The Emperor Justinian I, r. 527-565
In the end, the late Empire’s massive size, multiple rulers, and powerful military apparatus were factors in its instability, as were the “barbarians” whose ethnic identities were formed in relation to the Empire.
Reflecting recent scholarship, The Tragedy of Empire’s narrative highlights the contingency of these developments: bad luck and unintended consequences explain more than unspecified malaise or apocalyptic invasion.
Most of the protagonists of this traditional political history are emperors and generals, but Kulikowski does point to the strategic contributions of imperial women, the influential jockeying of bishops, and the far-reaching impact of the religious conflicts in this period.
This is an institutional history in a broader sense: it tracks the imperial family, the administration, the military and the church, even as these entities constantly shape-shift, overlap, and intersect.
It is hard to know how to evaluate a book like The Tragedy of Empire, which summarizes and narrates far more than it argues or analyzes. Where small arguments are made, they are subtle and hard for a reader to trace because of the lack of footnotes or endnotes.
Fierce scholarly debate, especially on the interpretation of literary sources, is (by necessity) skimmed over, but without real citation, the reader may not know where to follow up. While there is a “Further Reading” section subdivided by century, it perhaps does not do enough to pinpoint the book’s sources and positions.
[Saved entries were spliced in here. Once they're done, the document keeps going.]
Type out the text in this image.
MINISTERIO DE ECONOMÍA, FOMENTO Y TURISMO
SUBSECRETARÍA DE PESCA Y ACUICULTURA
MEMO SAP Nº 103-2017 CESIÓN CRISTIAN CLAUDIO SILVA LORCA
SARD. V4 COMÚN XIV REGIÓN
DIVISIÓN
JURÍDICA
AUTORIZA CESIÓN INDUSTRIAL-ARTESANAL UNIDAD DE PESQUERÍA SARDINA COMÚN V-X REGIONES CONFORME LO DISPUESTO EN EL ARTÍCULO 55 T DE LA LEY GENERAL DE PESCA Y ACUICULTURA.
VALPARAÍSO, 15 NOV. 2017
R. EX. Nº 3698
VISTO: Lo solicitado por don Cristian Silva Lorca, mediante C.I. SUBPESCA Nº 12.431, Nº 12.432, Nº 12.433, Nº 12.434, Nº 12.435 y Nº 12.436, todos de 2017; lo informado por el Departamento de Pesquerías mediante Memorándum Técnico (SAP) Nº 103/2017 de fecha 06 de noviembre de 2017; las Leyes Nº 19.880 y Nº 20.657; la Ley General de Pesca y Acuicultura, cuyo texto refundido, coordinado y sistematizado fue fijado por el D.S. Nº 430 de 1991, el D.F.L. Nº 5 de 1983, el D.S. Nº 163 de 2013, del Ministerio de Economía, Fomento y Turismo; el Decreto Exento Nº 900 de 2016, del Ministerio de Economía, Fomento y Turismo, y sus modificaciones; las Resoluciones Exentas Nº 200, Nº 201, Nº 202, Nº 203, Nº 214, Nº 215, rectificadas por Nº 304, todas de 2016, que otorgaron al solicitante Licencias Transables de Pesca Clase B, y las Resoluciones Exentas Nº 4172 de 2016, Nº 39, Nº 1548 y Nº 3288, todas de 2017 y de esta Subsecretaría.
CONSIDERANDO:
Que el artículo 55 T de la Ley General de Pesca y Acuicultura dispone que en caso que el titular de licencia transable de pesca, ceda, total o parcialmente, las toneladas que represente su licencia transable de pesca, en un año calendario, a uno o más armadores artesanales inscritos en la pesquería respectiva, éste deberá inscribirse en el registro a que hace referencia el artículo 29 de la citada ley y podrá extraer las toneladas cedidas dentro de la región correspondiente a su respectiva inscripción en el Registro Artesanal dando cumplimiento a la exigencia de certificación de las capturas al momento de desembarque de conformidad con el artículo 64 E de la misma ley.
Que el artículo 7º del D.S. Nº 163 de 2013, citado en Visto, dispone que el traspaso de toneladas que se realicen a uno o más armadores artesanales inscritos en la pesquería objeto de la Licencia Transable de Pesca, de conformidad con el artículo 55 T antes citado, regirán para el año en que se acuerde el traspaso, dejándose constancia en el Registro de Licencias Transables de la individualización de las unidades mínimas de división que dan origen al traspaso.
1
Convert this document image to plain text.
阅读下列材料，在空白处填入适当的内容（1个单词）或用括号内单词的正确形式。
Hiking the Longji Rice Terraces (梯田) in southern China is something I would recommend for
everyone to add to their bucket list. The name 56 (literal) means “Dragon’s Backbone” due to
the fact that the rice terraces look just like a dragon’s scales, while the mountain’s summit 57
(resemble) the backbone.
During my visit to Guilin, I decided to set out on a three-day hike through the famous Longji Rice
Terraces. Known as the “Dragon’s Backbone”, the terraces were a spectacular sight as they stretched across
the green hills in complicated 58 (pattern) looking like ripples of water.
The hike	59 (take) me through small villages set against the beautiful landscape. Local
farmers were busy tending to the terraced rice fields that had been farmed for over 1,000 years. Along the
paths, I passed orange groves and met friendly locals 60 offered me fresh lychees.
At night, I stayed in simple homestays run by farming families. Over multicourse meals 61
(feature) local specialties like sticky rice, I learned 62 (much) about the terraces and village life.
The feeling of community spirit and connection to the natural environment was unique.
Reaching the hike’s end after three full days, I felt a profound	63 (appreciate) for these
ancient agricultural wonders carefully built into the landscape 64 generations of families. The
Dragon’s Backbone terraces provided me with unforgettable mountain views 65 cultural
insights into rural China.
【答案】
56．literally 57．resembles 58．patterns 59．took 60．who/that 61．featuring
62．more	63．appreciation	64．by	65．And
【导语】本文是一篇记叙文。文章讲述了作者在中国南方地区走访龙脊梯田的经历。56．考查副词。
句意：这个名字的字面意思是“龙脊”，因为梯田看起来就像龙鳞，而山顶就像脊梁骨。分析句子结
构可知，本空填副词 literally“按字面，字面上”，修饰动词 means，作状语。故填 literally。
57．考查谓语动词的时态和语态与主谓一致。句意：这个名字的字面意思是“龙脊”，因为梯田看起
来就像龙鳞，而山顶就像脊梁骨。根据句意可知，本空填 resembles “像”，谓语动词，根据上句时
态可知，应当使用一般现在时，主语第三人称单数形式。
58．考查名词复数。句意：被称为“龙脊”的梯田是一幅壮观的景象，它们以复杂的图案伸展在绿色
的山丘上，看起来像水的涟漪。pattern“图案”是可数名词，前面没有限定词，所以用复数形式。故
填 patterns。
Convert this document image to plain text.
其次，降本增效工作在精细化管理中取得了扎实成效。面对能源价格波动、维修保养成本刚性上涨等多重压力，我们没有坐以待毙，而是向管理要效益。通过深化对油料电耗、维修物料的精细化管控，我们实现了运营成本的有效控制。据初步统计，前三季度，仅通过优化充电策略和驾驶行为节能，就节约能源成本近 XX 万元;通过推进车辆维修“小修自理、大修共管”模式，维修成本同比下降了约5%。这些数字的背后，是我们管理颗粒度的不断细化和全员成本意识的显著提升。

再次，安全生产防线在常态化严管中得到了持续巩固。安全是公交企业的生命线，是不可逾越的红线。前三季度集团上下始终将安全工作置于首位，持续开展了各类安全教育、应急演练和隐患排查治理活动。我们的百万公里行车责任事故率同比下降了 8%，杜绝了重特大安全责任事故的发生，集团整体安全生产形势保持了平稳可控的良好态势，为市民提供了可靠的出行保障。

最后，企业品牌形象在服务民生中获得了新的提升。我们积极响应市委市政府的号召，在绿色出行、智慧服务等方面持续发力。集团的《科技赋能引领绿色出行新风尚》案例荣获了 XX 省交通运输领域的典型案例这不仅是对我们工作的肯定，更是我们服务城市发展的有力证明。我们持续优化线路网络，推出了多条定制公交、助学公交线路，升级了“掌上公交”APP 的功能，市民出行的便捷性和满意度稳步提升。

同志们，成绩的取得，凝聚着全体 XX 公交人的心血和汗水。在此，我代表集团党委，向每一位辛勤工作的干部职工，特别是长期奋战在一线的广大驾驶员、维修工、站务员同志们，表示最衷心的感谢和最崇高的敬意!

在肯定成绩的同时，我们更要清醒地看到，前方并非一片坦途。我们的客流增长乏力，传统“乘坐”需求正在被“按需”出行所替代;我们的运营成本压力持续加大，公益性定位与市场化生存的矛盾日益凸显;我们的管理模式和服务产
The book also includes twenty-five high-quality color images and lengthy descriptions, but they are not analyzed or even referenced in the text. Including and yet not referencing these excellent images seems to be a missed opportunity for cultural contextualization
The Tragedy of Empire is an admirable and skillful political narrative history, but in its focus on institutions and emperors, it perhaps unwittingly reproduces the old idea that the post-Roman west fell into some sort of darkness; the cultural splendor of “later late antiquity” was the purview of the East alone. Such intense scrutiny on the ultimately unanswerable question of why and how Rome fell obscures other equally worthy questions.